Since its passing last week, the new anti-abortion law in Texas that bans women from receiving an abortion after six weeks of pregnancy (well before most women know they’re pregnant) has received major pushback from both local citizens and national government. While the restrictive nature of the law is a major concern on its own, a secondary element has been sparking additional debates and concerns; the law allows any private citizen to file a civil suit against any woman who receives an abortion, any medical professional who administers an abortion, and anyone who assists the woman in obtaining the abortion, such as an Uber driver taking her to the hospital.
This concerning legal clause has given rise to a small community of “bounty hunters,” Texan citizens who are deliberately seeking out women they suspect of seeking abortion and suing them for profit. The same day the law was passed, a new subreddit was created titled r/TXBountyHunters, which according to its description sourced by Vice, was “dedicated to sharing tips on identifying, reporting, and collecting bounty on those breaking Texas law TX SB8.”
Yesterday, Reddit officially banned this subreddit from their site.
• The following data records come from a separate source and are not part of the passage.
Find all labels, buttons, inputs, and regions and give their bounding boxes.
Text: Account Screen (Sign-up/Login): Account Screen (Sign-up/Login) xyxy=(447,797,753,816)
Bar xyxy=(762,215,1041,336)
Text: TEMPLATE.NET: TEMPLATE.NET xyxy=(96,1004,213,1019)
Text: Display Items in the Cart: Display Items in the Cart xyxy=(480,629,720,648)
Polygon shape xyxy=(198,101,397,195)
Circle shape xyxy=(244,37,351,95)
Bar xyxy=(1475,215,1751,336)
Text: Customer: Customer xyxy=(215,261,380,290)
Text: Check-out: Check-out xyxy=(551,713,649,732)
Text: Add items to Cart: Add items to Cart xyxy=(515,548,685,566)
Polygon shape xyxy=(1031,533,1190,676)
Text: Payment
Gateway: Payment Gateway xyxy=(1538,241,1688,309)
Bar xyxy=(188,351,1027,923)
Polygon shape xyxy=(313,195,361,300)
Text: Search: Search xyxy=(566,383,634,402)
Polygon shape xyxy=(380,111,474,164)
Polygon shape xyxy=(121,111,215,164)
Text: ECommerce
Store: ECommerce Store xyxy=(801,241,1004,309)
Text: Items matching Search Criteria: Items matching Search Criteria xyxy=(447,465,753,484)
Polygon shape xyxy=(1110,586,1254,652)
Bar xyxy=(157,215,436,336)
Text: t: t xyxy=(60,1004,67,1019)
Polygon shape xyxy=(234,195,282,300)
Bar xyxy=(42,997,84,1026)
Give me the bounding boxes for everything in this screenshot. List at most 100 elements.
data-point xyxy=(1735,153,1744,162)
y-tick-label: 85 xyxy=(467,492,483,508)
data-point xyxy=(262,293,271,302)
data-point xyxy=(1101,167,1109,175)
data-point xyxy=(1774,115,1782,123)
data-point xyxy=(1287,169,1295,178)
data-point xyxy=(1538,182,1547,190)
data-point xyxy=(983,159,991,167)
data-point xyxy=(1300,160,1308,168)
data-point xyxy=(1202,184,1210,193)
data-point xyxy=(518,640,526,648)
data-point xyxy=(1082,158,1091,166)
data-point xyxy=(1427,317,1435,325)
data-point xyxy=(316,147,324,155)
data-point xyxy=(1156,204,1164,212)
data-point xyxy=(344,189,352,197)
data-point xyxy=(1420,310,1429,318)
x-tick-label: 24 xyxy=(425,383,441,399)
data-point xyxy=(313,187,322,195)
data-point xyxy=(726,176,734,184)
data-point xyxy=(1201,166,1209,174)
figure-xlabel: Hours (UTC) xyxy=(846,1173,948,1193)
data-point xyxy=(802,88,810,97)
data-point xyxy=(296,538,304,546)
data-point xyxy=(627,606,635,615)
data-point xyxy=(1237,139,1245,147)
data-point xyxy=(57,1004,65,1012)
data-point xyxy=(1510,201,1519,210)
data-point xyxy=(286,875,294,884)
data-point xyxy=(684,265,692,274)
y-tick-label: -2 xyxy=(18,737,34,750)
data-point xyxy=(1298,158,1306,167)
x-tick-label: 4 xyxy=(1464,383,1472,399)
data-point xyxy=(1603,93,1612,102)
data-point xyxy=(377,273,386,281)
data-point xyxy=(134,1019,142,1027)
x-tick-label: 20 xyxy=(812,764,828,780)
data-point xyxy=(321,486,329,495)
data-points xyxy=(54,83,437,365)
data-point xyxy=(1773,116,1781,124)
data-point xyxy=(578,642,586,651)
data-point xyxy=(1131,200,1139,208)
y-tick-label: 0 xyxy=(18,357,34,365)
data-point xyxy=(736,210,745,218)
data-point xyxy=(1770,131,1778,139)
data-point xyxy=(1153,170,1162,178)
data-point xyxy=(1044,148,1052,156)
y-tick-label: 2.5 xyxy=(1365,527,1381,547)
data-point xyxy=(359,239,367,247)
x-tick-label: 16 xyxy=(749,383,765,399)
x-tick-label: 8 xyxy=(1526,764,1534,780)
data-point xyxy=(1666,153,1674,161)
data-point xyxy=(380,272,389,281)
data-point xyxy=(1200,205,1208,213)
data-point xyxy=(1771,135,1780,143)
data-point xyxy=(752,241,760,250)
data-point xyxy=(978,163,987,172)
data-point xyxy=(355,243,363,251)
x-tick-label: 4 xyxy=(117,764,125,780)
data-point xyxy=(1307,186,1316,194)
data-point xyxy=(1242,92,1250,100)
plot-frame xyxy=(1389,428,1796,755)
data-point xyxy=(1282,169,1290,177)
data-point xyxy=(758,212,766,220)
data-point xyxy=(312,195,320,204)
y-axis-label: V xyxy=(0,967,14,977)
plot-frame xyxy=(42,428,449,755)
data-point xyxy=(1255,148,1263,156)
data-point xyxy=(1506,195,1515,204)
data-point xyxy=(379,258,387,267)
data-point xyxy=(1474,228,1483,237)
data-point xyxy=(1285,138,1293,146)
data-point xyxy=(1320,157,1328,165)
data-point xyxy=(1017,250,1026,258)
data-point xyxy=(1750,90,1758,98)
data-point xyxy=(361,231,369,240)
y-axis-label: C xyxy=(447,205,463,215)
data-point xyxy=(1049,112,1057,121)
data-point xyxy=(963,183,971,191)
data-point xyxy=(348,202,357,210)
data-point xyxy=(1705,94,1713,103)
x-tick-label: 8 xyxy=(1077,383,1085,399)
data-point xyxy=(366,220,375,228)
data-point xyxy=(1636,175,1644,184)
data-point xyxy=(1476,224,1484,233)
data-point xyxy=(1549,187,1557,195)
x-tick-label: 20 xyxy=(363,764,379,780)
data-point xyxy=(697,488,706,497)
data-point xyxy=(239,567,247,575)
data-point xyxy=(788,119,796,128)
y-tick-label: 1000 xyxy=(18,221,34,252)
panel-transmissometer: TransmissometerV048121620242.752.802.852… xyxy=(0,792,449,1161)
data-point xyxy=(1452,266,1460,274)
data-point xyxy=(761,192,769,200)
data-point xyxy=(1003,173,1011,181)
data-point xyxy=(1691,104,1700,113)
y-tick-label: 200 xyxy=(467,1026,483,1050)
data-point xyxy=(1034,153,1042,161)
If the r/TXBountyHunters is accessed, you’ll only see a message saying that the group was banned for site policy violations regarding harassing content. Reddit has declined to comment on the matter further.
Reddit banned a community that sought to collect "bounties" on people seeking abortions in Texas. https://t.co/yADzVYSKp8
— VICE (@VICE) September 7, 2021
Other notable platform providers have been making similar recent moves. Anti-abortion activist group Texas Right to Life originally created a tip site through GoDaddy hosting where anonymous tips about women receiving abortions could be submitted. GoDaddy axed the site from their servers last week, prompting them to relocate to Epik hosting, though they were removed from there as well on Monday. As of writing, the site has not been hosted elsewhere.